Jorge Mario Bergoglio, Cardinal and Archbishop of Buenos Aires, was elected by the Papal Conclave to the head of the Catholic Church in March this year and his first words summed up how he would approach the pontificat when he simply said “Pray for me”. The Pope called himself Francis after the humble saint and immediately demonstrated to the world he would be changing the course of the Roman Catholic Church from one of in-fighting at the top back to the the raison d’être of the Church’s existence: to focus on and care for the poor – just as St Francis of Assisi had done. The Pope shunned the papal apartment, washed the feet of prisoners on Maundy Thursday, and embraced a man with a deformed face, pictured above, in St Peter’s Square.
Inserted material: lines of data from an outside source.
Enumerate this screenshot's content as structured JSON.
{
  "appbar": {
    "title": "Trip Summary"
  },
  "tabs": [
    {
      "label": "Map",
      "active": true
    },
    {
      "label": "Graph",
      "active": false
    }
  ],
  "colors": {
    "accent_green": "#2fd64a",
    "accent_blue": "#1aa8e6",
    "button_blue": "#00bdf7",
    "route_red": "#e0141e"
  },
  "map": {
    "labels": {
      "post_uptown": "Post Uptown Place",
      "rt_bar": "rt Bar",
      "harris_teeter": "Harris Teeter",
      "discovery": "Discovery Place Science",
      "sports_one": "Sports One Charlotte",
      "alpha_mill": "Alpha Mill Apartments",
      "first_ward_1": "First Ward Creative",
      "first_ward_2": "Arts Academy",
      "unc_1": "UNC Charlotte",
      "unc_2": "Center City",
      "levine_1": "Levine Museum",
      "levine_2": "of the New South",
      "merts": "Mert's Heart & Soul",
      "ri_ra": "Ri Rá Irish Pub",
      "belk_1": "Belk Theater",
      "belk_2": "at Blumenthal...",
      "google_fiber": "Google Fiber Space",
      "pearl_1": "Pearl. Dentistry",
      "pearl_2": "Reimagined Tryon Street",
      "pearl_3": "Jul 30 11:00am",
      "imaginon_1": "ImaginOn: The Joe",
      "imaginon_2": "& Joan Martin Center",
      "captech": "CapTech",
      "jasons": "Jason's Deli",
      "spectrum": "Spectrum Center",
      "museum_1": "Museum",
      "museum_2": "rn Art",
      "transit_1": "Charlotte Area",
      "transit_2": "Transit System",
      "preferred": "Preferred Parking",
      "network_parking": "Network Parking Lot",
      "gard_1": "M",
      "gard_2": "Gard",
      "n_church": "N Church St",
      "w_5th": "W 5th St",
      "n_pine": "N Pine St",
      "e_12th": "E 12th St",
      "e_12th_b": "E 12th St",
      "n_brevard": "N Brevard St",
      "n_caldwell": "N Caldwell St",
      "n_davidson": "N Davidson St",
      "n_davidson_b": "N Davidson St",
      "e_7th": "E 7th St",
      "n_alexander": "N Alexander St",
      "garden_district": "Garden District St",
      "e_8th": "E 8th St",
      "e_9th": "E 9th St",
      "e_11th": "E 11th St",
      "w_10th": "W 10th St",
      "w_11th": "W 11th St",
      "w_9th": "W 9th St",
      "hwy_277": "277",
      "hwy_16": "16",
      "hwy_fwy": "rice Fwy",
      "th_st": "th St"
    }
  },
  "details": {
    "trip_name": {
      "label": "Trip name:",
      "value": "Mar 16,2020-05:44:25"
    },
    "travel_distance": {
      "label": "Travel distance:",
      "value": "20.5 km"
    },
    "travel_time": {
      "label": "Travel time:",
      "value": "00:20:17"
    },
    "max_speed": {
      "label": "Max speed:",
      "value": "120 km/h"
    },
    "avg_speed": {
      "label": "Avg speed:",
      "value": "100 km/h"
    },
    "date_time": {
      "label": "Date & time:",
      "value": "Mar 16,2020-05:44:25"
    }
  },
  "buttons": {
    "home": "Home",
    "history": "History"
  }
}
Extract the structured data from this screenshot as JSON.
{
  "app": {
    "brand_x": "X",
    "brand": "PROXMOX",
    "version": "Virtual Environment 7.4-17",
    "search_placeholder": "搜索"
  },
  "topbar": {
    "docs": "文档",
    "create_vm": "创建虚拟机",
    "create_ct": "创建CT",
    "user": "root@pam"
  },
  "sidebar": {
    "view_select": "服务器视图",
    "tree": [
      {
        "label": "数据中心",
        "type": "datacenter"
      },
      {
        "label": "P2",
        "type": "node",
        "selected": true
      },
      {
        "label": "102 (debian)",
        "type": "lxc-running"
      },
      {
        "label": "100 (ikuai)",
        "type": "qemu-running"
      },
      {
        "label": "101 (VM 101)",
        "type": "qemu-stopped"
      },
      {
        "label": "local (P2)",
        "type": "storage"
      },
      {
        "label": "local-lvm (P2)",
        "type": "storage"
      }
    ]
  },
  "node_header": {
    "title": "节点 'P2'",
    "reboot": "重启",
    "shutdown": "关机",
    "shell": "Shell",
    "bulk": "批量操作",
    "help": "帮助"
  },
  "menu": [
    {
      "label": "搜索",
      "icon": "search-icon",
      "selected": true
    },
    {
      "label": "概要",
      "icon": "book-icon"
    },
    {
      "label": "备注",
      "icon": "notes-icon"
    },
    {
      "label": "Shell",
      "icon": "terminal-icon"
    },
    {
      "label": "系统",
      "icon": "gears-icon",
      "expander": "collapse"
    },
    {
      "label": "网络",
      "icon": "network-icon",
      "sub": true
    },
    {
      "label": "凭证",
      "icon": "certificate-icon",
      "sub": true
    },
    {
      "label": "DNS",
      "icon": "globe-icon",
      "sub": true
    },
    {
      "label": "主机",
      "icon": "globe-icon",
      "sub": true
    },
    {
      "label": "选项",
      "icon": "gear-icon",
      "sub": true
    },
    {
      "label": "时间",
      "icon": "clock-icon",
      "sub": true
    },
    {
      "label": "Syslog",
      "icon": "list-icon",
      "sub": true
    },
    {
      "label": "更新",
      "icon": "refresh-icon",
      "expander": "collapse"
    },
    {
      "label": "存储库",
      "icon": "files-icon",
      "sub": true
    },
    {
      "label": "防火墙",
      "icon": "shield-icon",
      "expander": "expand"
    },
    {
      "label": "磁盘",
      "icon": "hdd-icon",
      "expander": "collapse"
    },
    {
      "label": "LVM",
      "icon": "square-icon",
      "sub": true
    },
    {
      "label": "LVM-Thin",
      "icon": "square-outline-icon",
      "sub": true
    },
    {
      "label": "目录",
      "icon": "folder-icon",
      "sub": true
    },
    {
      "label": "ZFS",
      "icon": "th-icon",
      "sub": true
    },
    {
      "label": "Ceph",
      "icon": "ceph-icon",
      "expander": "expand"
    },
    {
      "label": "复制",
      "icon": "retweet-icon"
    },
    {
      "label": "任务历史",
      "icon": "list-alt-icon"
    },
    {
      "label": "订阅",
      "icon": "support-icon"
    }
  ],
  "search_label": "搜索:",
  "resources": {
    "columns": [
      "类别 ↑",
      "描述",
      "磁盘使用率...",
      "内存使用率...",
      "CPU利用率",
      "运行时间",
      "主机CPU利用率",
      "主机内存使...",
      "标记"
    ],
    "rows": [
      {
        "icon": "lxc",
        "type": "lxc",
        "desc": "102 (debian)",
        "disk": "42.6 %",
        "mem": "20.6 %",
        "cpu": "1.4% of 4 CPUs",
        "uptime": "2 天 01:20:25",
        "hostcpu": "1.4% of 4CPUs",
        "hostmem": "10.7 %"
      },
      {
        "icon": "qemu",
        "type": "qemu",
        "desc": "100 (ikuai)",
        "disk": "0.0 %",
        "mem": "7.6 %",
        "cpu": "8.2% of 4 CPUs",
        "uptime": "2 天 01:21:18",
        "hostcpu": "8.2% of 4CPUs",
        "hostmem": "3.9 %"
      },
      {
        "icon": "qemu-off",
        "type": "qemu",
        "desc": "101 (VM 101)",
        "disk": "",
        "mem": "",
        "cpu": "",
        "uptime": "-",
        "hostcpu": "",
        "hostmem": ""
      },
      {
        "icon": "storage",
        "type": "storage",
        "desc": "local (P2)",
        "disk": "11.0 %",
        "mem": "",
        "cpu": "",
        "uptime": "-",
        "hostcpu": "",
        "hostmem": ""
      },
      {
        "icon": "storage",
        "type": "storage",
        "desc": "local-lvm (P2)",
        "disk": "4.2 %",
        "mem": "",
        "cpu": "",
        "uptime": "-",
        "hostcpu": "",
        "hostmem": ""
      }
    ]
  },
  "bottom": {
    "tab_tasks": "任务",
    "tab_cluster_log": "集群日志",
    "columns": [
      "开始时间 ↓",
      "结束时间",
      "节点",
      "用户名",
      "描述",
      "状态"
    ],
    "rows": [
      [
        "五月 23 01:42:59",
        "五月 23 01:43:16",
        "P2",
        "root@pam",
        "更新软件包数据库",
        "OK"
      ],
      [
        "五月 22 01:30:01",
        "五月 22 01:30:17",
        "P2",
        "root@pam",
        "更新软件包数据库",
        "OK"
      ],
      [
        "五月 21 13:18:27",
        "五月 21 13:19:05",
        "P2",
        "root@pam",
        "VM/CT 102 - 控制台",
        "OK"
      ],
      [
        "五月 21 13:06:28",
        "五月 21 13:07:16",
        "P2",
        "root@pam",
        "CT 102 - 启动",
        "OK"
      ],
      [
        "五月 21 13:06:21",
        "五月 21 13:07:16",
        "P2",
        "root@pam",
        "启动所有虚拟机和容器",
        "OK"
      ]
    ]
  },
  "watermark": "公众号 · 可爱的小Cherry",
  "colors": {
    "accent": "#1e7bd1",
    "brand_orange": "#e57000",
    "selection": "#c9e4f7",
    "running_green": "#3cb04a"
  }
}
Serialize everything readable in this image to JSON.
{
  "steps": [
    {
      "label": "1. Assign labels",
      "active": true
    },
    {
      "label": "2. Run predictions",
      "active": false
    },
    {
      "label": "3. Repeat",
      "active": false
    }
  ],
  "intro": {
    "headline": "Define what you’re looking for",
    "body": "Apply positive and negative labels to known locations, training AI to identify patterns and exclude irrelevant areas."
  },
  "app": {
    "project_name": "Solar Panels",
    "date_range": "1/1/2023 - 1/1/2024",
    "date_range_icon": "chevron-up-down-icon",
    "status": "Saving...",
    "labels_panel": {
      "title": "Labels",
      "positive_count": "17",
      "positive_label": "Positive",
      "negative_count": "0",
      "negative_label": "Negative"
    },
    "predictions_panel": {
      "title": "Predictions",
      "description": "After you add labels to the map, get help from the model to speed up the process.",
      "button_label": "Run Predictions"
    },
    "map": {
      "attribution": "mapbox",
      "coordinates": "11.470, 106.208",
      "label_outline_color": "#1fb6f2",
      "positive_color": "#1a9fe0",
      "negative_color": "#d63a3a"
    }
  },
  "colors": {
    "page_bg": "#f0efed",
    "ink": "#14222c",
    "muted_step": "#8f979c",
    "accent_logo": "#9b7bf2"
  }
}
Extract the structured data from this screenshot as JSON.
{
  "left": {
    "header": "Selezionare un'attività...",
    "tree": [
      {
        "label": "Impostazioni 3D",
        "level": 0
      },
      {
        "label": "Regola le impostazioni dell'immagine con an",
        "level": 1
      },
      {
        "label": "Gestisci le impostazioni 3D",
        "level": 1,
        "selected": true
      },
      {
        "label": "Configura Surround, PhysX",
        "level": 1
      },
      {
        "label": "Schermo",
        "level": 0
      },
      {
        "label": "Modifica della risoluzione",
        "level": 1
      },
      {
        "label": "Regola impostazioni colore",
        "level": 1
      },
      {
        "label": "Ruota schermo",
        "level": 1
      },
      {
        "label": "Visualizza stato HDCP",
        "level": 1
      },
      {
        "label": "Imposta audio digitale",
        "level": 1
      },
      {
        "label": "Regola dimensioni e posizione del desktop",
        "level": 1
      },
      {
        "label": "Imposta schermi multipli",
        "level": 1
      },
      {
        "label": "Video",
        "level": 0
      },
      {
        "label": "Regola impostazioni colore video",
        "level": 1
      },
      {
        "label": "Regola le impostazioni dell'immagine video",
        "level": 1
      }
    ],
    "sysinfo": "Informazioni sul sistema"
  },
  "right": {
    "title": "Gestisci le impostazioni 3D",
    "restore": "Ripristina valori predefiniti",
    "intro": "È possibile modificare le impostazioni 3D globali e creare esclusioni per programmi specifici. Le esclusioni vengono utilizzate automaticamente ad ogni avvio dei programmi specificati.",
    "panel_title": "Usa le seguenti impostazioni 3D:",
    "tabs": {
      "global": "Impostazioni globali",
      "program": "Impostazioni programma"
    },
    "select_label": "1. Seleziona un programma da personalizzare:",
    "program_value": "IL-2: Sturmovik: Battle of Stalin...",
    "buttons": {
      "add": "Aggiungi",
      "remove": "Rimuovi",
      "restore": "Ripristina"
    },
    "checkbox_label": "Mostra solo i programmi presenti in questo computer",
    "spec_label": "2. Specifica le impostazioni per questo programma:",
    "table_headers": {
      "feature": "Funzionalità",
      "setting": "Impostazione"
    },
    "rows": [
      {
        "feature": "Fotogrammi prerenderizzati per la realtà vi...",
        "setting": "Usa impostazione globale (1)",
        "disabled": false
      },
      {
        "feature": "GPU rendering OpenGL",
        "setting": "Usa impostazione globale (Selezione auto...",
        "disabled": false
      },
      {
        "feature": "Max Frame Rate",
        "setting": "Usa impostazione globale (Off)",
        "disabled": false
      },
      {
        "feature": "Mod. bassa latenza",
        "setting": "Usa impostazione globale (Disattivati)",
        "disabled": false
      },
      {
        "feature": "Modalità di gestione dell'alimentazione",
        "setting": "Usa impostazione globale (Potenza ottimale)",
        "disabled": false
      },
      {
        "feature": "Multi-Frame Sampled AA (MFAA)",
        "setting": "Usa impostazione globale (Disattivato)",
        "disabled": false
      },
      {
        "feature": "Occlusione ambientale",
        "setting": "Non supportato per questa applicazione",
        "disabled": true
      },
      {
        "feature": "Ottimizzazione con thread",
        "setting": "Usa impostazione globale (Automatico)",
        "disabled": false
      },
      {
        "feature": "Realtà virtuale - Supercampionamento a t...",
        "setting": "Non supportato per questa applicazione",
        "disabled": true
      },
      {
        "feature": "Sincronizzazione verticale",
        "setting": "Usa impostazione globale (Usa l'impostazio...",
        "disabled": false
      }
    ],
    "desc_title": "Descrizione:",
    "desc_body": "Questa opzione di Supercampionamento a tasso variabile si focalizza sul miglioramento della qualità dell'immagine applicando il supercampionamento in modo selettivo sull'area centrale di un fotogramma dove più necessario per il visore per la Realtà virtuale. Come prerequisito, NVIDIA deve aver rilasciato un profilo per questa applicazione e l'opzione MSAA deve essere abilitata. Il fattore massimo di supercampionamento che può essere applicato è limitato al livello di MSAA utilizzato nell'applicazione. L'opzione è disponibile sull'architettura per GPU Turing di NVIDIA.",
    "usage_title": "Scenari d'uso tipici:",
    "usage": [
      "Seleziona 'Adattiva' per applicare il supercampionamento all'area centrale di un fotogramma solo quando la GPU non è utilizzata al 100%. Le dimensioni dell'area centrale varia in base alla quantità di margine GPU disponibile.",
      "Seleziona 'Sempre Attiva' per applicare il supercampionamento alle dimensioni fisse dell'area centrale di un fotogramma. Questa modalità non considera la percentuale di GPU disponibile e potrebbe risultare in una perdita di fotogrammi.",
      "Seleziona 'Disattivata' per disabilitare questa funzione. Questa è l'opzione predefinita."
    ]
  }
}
I was lucky enough to be able to attend a General Audience with Pope Francis in July of this year. Before offering prayers and his blessing he toured St Peter’s Square – with little security – to greet 90,000 pilgrims in boiling 40 degree heat.
Pope Francis may not have the ultimate charisma of Pope John Paul II but he does have his ability to reach out past the ornate surrounding of the Holy See and communicate with Catholics and non-Catholics across the world. Although he has only been in post for less than ten months, Pope Francis has managed to re-connect the laymen and women to the Catholic Church once again: the lapsed have started returning to weekly Sunday Mass, over 3 million young people packed Copacabana Beach in Brazil to attend Mass presided over by him, and the pontiff, in line with the Vatican’s historic usage of modern technology, has surpassed 10 million followers on Twitter and is second only to US President Barack Obama for the world leaders with the highest number.
His Holiness’ commitment to the poor and rebuffing of ermine and papal apartments must also be driven through the Curia, the Church’s power base in Rome and governing body run by the elite Cardinals. It is said Pope Benedict XVI no longer had the strength to deal with the in-fighting, and, frankly, corruption within the Curia, which led to his resignation in February this year. Pope Francis’ no-nonsense approach and better management skills may lead to the reform he desires.
But at this moment, Pope Francis, is recognised for getting a grip on a 2,000 year old institution badly damaged by child abuse scandals and has changed the tone from a Church widely thought of as uncaring and corrupt to one of projecting a message of compassion and care for the poor. That is no mean feat and he is rightly recognised as one of the greatest contributors to the year 2013.